Het concept van een keizer in het Westen was gevestigd en zou de komende eeuwen veel meer betekenis krijgen.
Terwijl Karel de Grote probeerde een interesse in leren te herwinnen en ongelijksoortige groepen in één natie te verenigen, heeft hij nooit de technologische en economische moeilijkheden aangepakt waarmee Europa werd geconfronteerd nu Rome niet langer bureaucratische homogeniteit bood. Wegen en bruggen raakten in verval, de handel met het rijke oosten was gebroken en de productie was noodzakelijkerwijs een gelokaliseerd vaartuig in plaats van een wijdverbreide, winstgevende industrie.
Maar dit zijn alleen mislukkingen als het doel van Karel de Grote was om het Romeinse rijk opnieuw op te bouwen. Dat dit zijn motief was, is op zijn best twijfelachtig. Karel de Grote was een Frankische krijgerskoning met de achtergrond en tradities van de Germaanse volkeren. Naar zijn eigen normen en die van zijn tijd, slaagde hij opmerkelijk goed. Helaas is het een van deze tradities die heeft geleid tot de ware ineenstorting van het Karolingische rijk: gavelkind.
Karel de Grote behandelde het rijk als zijn eigen persoonlijke bezit om zich te verspreiden zoals hij nodig achtte, en dus verdeelde hij zijn rijk gelijkelijk onder zijn zonen. Deze man met visie zag voor een keer geen significant feit: dat het alleen de afwezigheid van was gavelkind dat maakte het mogelijk dat het Karolingische rijk zich ontwikkelde tot een ware macht. Karel de Grote had Frankland niet alleen helemaal voor zichzelf na de dood van zijn broer, zijn vader, Pepin, was ook de enige heerser geworden toen Pepins broer afstand deed van zijn kroon om een klooster binnen te gaan. Frankland kende drie opeenvolgende leiders wiens sterke persoonlijkheden, bestuurlijke bekwaamheid en vooral het enige gouverneurschap van het land het rijk vormden tot een welvarende en krachtige entiteit..
Het feit dat van alle erfgenamen van Karel de Grote alleen Louis de Vrome hem overleefde, betekent weinig; Louis volgde ook de traditie van gavelkind en bovendien saboteerde het rijk bijna in zijn eentje door een beetje te zijn te vrome. Binnen een eeuw na de dood van Karel de Grote in 814 was het Karolingische rijk uiteengevallen in tientallen provincies onder leiding van geïsoleerde edelen die niet in staat waren invasies door Vikingen, Saracenen en Magyaren te stoppen..

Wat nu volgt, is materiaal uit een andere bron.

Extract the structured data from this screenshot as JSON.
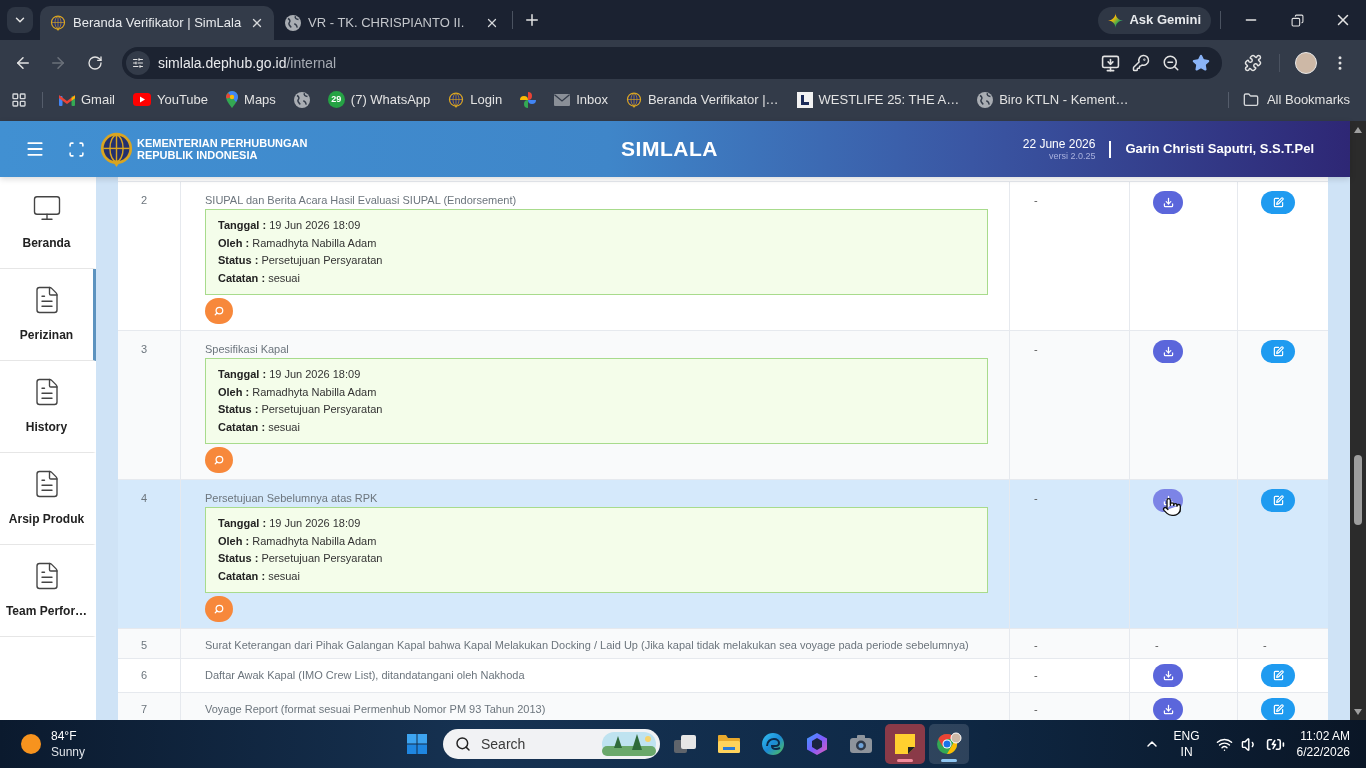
{
  "browser": {
    "tabs": [
      {
        "title": "Beranda Verifikator | SimLala",
        "kind": "emblem",
        "selected": true
      },
      {
        "title": "VR - TK. CHRISPIANTO II.",
        "kind": "globe",
        "selected": false
      }
    ],
    "ask_button": "Ask Gemini",
    "nav": {
      "forward_disabled": true
    },
    "address": {
      "host": "simlala.dephub.go.id",
      "path": "/internal",
      "bookmarked": true
    },
    "bookmarks": [
      {
        "kind": "gmail",
        "label": "Gmail"
      },
      {
        "kind": "youtube",
        "label": "YouTube"
      },
      {
        "kind": "maps",
        "label": "Maps"
      },
      {
        "kind": "globe"
      },
      {
        "kind": "whatsapp",
        "badge": "29",
        "label": "(7) WhatsApp"
      },
      {
        "kind": "emblem",
        "label": "Login"
      },
      {
        "kind": "pinwheel"
      },
      {
        "kind": "mail",
        "label": "Inbox"
      },
      {
        "kind": "emblem",
        "label": "Beranda Verifikator |…"
      },
      {
        "kind": "letter-box",
        "label": "WESTLIFE 25: THE A…"
      },
      {
        "kind": "globe",
        "label": "Biro KTLN - Kement…"
      }
    ],
    "all_bookmarks": "All Bookmarks"
  },
  "header": {
    "org": [
      "KEMENTERIAN PERHUBUNGAN",
      "REPUBLIK INDONESIA"
    ],
    "title": "SIMLALA",
    "date": "22 June 2026",
    "version": "versi 2.0.25",
    "user": "Garin Christi Saputri, S.S.T.Pel"
  },
  "sidebar": {
    "items": [
      {
        "kind": "monitor",
        "label": "Beranda",
        "selected": false
      },
      {
        "kind": "document",
        "label": "Perizinan",
        "selected": true
      },
      {
        "kind": "document",
        "label": "History",
        "selected": false
      },
      {
        "kind": "document",
        "label": "Arsip Produk",
        "selected": false
      },
      {
        "kind": "document",
        "label": "Team Perfor…",
        "selected": false
      }
    ]
  },
  "table": {
    "rows": [
      {
        "no": "2",
        "title": "SIUPAL dan Berita Acara Hasil Evaluasi SIUPAL (Endorsement)",
        "review": [
          {
            "label": "Tanggal :",
            "value": "19 Jun 2026 18:09"
          },
          {
            "label": "Oleh :",
            "value": "Ramadhyta Nabilla Adam"
          },
          {
            "label": "Status :",
            "value": "Persetujuan Persyaratan"
          },
          {
            "label": "Catatan :",
            "value": "sesuai"
          }
        ],
        "highlighted": false,
        "column_3": "-",
        "column_4": {
          "kind": "download",
          "hovered": false
        },
        "column_5": {
          "kind": "edit"
        }
      },
      {
        "no": "3",
        "title": "Spesifikasi Kapal",
        "review": [
          {
            "label": "Tanggal :",
            "value": "19 Jun 2026 18:09"
          },
          {
            "label": "Oleh :",
            "value": "Ramadhyta Nabilla Adam"
          },
          {
            "label": "Status :",
            "value": "Persetujuan Persyaratan"
          },
          {
            "label": "Catatan :",
            "value": "sesuai"
          }
        ],
        "highlighted": false,
        "column_3": "-",
        "column_4": {
          "kind": "download",
          "hovered": false
        },
        "column_5": {
          "kind": "edit"
        }
      },
      {
        "no": "4",
        "title": "Persetujuan Sebelumnya atas RPK",
        "review": [
          {
            "label": "Tanggal :",
            "value": "19 Jun 2026 18:09"
          },
          {
            "label": "Oleh :",
            "value": "Ramadhyta Nabilla Adam"
          },
          {
            "label": "Status :",
            "value": "Persetujuan Persyaratan"
          },
          {
            "label": "Catatan :",
            "value": "sesuai"
          }
        ],
        "highlighted": true,
        "column_3": "-",
        "column_4": {
          "kind": "download",
          "hovered": true
        },
        "column_5": {
          "kind": "edit"
        }
      },
      {
        "no": "5",
        "title": "Surat Keterangan dari Pihak Galangan Kapal bahwa Kapal Melakukan Docking / Laid Up (Jika kapal tidak melakukan sea voyage pada periode sebelumnya)",
        "highlighted": false,
        "column_3": "-",
        "column_4": {
          "kind": "text",
          "text": "-"
        },
        "column_5": {
          "kind": "text",
          "text": "-"
        }
      },
      {
        "no": "6",
        "title": "Daftar Awak Kapal (IMO Crew List), ditandatangani oleh Nakhoda",
        "highlighted": false,
        "column_3": "-",
        "column_4": {
          "kind": "download",
          "hovered": false
        },
        "column_5": {
          "kind": "edit"
        }
      },
      {
        "no": "7",
        "title": "Voyage Report (format sesuai Permenhub Nomor PM 93 Tahun 2013)",
        "highlighted": false,
        "column_3": "-",
        "column_4": {
          "kind": "download",
          "hovered": false
        },
        "column_5": {
          "kind": "edit"
        }
      }
    ]
  },
  "taskbar": {
    "weather": {
      "temp": "84°F",
      "condition": "Sunny"
    },
    "search": {
      "placeholder": "Search"
    },
    "apps": [
      {
        "kind": "task-view",
        "running": false,
        "flashing": false
      },
      {
        "kind": "folder",
        "running": false,
        "flashing": false
      },
      {
        "kind": "swirl",
        "running": false,
        "flashing": false
      },
      {
        "kind": "hexagon",
        "running": false,
        "flashing": false
      },
      {
        "kind": "camera",
        "running": false,
        "flashing": false
      },
      {
        "kind": "sticky-note",
        "running": true,
        "flashing": true
      },
      {
        "kind": "browser",
        "running": true,
        "flashing": false
      }
    ],
    "language": [
      "ENG",
      "IN"
    ],
    "time": "11:02 AM",
    "date": "6/22/2026"
  }
}
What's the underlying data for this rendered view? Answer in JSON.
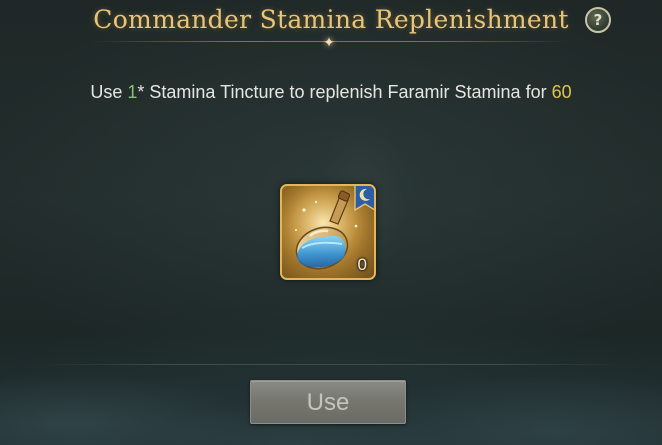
{
  "dialog": {
    "title": "Commander Stamina Replenishment",
    "help_label": "?",
    "description": {
      "part1": "Use ",
      "quantity": "1",
      "part2": "* Stamina Tincture to replenish Faramir Stamina for ",
      "amount": "60"
    },
    "item": {
      "icon": "stamina-tincture-potion",
      "badge_icon": "moon-ribbon-badge",
      "count": "0"
    },
    "use_button_label": "Use"
  },
  "colors": {
    "title": "#e8c57a",
    "quantity": "#86c46b",
    "amount": "#e1c24e",
    "item_border": "#e2b659",
    "button_disabled": "#7a7a74"
  }
}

Toch verdient Karel de Grote nog steeds de appellatie 'geweldig'. Als een bedreven militaire leider, een innovatieve bestuurder, een promotor van leren en een belangrijke politieke figuur, stond Karel de Grote met kop en schouders boven zijn tijdgenoten en bouwde hij een waar imperium op. Hoewel dat imperium niet duurde, veranderde zijn bestaan en zijn leiderschap het gezicht van Europa op zowel opvallende als subtiele manieren die tot op de dag van vandaag nog steeds voelbaar zijn.